We've concluded that 80% of patients experienced greater than minimum appropriate effect in pain score change from baseline to 60 minutes. As I said, 60% of patients had a greater than 4-point relief from baseline to 60 minutes. The results were very, very encouraging.

Glatter: Because it's only 16% bioavailability orally, doesn't that, from the get-go, mean that you're giving someone a fractional dose of ketamine in the oral delivery route? How does that really play out? In other words, if it's such a small dose, how would that compare against an NSAID or simply another arm of the trial as a comparator?

Habboushe: That's a great question. When you take drugs orally, of course, often they act differently from if you get it IV or transmucosal, or what have you, because of first-pass metabolism. It actually happens for both of these drugs. Ketamine rapidly transforms into norketamine. Remember, norketamine is actually an active metabolite of ketamine. It just works a little bit differently.

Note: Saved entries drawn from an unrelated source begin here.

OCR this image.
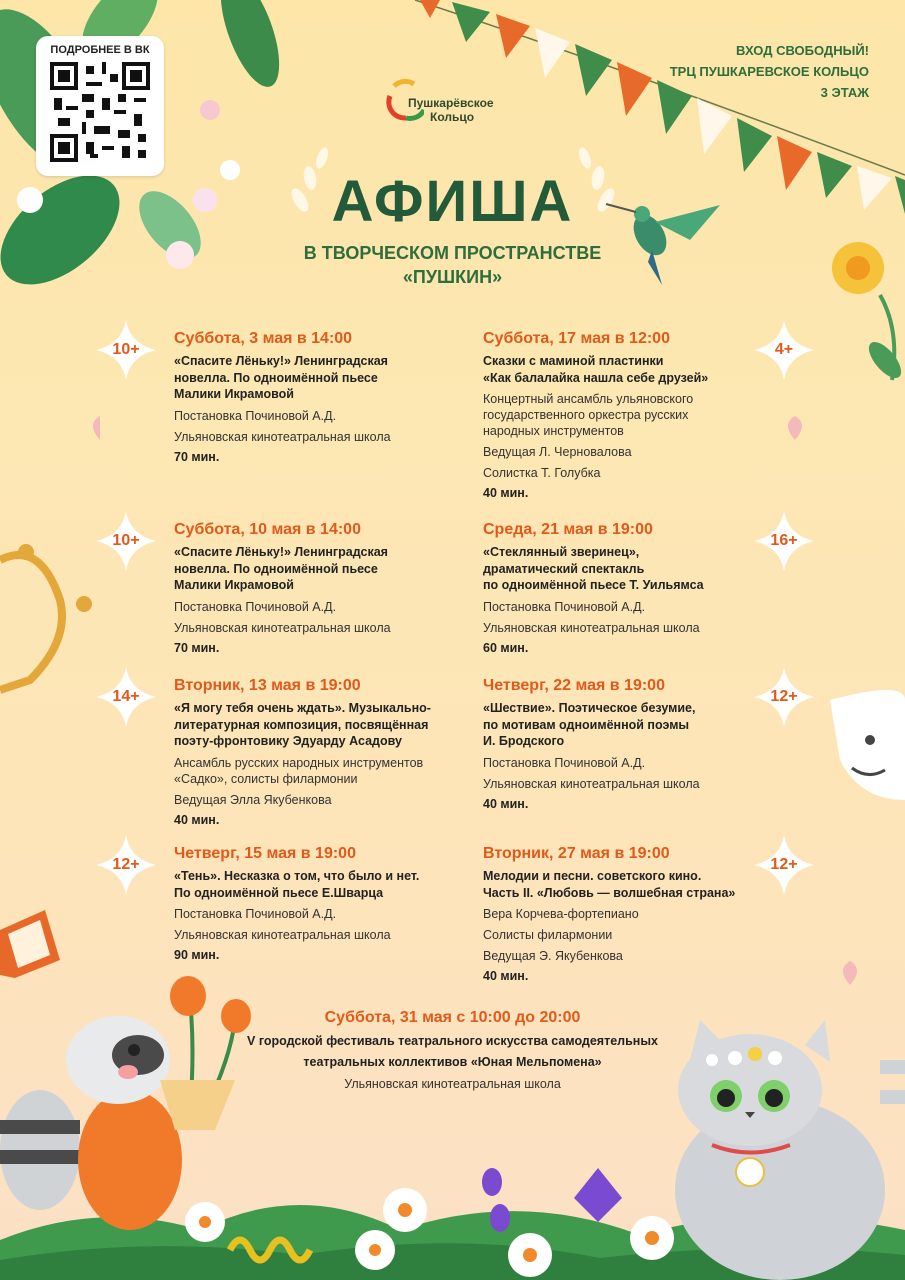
ПОДРОБНЕЕ В ВК
Пушкарёвское
Кольцо
ВХОД СВОБОДНЫЙ!
ТРЦ ПУШКАРЕВСКОЕ КОЛЬЦО
3 ЭТАЖ
АФИША
В ТВОРЧЕСКОМ ПРОСТРАНСТВЕ
«ПУШКИН»
Суббота, 31 мая с 10:00 до 20:00
V городской фестиваль театрального искусства самодеятельных
театральных коллективов «Юная Мельпомена»
Ульяновская кинотеатральная школа
10+
Суббота, 3 мая в 14:00
«Спасите Лёньку!» Ленинградская
новелла. По одноимённой пьесе
Малики Икрамовой
Постановка Починовой А.Д.
Ульяновская кинотеатральная школа
70 мин.
10+
Суббота, 10 мая в 14:00
«Спасите Лёньку!» Ленинградская
новелла. По одноимённой пьесе
Малики Икрамовой
Постановка Починовой А.Д.
Ульяновская кинотеатральная школа
70 мин.
14+
Вторник, 13 мая в 19:00
«Я могу тебя очень ждать». Музыкально-
литературная композиция, посвящённая
поэту-фронтовику Эдуарду Асадову
Ансамбль русских народных инструментов
«Садко», солисты филармонии
Ведущая Элла Якубенкова
40 мин.
12+
Четверг, 15 мая в 19:00
«Тень». Несказка о том, что было и нет.
По одноимённой пьесе Е.Шварца
Постановка Починовой А.Д.
Ульяновская кинотеатральная школа
90 мин.
4+
Суббота, 17 мая в 12:00
Сказки с маминой пластинки
«Как балалайка нашла себе друзей»
Концертный ансамбль ульяновского
государственного оркестра русских
народных инструментов
Ведущая Л. Черновалова
Солистка Т. Голубка
40 мин.
16+
Среда, 21 мая в 19:00
«Стеклянный зверинец»,
драматический спектакль
по одноимённой пьесе Т. Уильямса
Постановка Починовой А.Д.
Ульяновская кинотеатральная школа
60 мин.
12+
Четверг, 22 мая в 19:00
«Шествие». Поэтическое безумие,
по мотивам одноимённой поэмы
И. Бродского
Постановка Починовой А.Д.
Ульяновская кинотеатральная школа
40 мин.
12+
Вторник, 27 мая в 19:00
Мелодии и песни. советского кино.
Часть II. «Любовь — волшебная страна»
Вера Корчева-фортепиано
Солисты филармонии
Ведущая Э. Якубенкова
40 мин.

The way we're giving it to patients is meant to have as much transmucosal absorption as possible. Sergey was describing that even the ketamine was swished around the mouth. The aspirin is also designed to do that, so there might be some avoidance of first-pass metabolism, which will help with this.

I think we are also most likely seeing some kind of synergistic effect of how aspirin, which is known to upregulate part of the NMDA receptor, could hurt the beneficial effects. There's probably something going on with that in terms of the ketamine and norketamine and the NMDA receptor, and how there is modulation of the NMDA receptor with aspirin.